On a clear, windy afternoon in early September at the opening of its bicentennial observance, Harvard Law School unveiled a memorial on campus. The plaque, affixed to a large stone, reads:
In honor of the enslaved whose labor
created wealth that made possible
the founding of Harvard Law School
May we pursue the highest ideals
of law and justice in their memory
Harvard Law School was founded in 1817, with a bequest from Isaac Royall Jr. Royall’s wealth was derived from the labor of enslaved people on a sugar plantation he owned on the island of Antigua and on farms he owned in Massachusetts.
“We have placed this memorial here, in the campus crossroads, at the center of the school, where everyone travels, where it cannot be missed,” said HLS Dean John Manning ’85. Speaking to a gathering of more than 300 students, faculty and staff, he said: “Our school was founded with wealth generated through the profoundly immoral institution of slavery. We should not hide that fact nor hide from it. We can and should be proud of many things this school has contributed to the world.

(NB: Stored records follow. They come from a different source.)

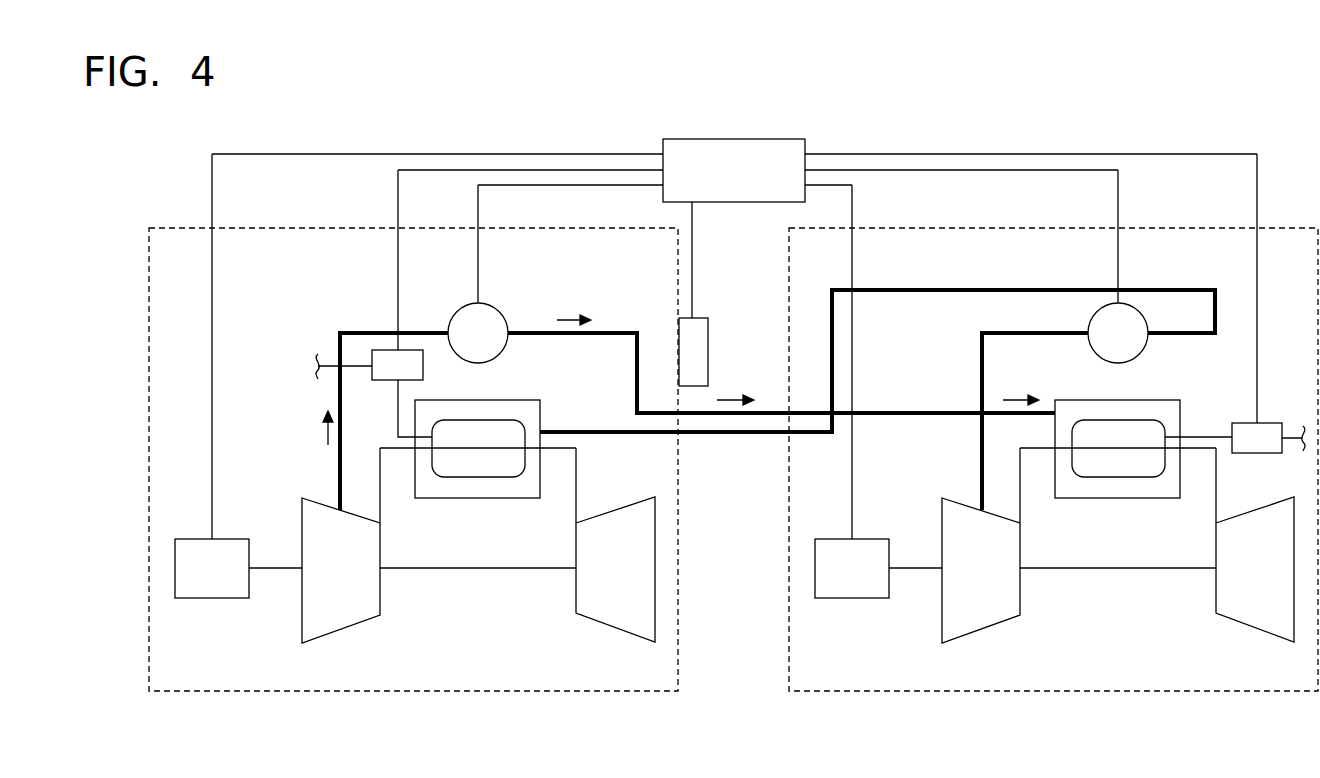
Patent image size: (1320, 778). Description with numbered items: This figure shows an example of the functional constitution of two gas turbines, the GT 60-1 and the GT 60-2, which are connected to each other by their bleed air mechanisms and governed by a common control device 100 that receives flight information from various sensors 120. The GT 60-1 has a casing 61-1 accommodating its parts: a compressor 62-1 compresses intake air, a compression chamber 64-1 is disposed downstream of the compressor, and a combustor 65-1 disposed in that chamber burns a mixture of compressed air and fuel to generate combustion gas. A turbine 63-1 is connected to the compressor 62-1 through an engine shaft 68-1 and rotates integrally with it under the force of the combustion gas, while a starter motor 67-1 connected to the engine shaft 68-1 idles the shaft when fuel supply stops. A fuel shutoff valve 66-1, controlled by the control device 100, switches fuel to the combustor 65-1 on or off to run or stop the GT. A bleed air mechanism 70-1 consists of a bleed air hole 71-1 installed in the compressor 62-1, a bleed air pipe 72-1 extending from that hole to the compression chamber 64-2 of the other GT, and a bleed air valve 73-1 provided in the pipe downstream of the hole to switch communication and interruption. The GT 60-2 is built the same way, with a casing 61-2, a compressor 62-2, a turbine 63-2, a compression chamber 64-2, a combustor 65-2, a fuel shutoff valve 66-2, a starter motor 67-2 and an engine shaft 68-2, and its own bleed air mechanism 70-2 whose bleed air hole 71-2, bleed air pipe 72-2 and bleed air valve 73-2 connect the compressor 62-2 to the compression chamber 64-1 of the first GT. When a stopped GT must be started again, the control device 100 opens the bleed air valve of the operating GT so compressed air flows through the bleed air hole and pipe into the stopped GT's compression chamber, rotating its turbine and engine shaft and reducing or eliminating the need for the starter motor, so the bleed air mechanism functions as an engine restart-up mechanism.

The control device 100 is at (745, 139).
The various sensors 120 is at (708, 343).
The GT 60-1 is at (602, 499).
The GT 60-2 is at (929, 499).
The casing 61-1 is at (418, 692).
The casing 61-2 is at (1058, 692).
The compressor 62-1 is at (343, 630).
The compressor 62-2 is at (983, 630).
The turbine 63-1 is at (611, 627).
The turbine 63-2 is at (1251, 627).
The compression chamber 64-1 is at (484, 475).
The compression chamber 64-2 is at (1124, 475).
The combustor 65-1 is at (448, 478).
The combustor 65-2 is at (1088, 478).
The fuel shutoff valve 66-1 is at (423, 365).
The fuel shutoff valve 66-2 is at (1240, 423).
The starter motor 67-1 is at (210, 598).
The starter motor 67-2 is at (850, 598).
The engine shaft 68-1 is at (478, 569).
The engine shaft 68-2 is at (1118, 569).
The bleed air mechanism 70-1 is at (356, 319).
The bleed air mechanism 70-2 is at (914, 302).
The bleed air hole 71-1 is at (338, 505).
The bleed air hole 71-2 is at (978, 505).
The bleed air pipe 72-1 is at (591, 334).
The bleed air pipe 72-2 is at (959, 289).
The bleed air valve 73-1 is at (492, 306).
The bleed air valve 73-2 is at (1097, 355).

But to be true to our complicated history, we must also shine a light on what we are not proud of.”
Harvard University President Drew Faust and HLS Professors Annette Gordon-Reed ’84 and Janet Halley also spoke at the unveiling, which followed a lecture focused on the complicated early history of the school.
“How fitting that you should begin your bicentennial,” said Faust, “with this ceremony reminding us that the path toward justice is neither smooth nor straight.”
The inscription was drafted by Gordon-Reed, a Pulitzer Prize-winning historian and biographer of Thomas Jefferson. She observed that memorials usually name people. In this instance, she said, we will never know all of the names of all the Africans enslaved in Antigua and in the United States whose labor created wealth that helped start the law school.
The words on the plaque, she said, “are designed to invoke all of their spirits and bring them into our minds and our memories with the hope that it will spur us to try to bring to the world what was not given to them: the law’s protection and regard, and justice.”
Halley, holder of the Royall Professorship of Law, who has spoken frequently about the Royall legacy, read aloud the names of enslaved men, women, and children of the Royall household from records that have survived, “so that we can all share together the shock of the sheer number,” she said, “and a brief shared experience of their loss.”
“These names are the tattered, ruined remains, the accidents of recording and the encrustation of a system that sought to convert human beings into property,” she said. “But they’re our tattered remains.”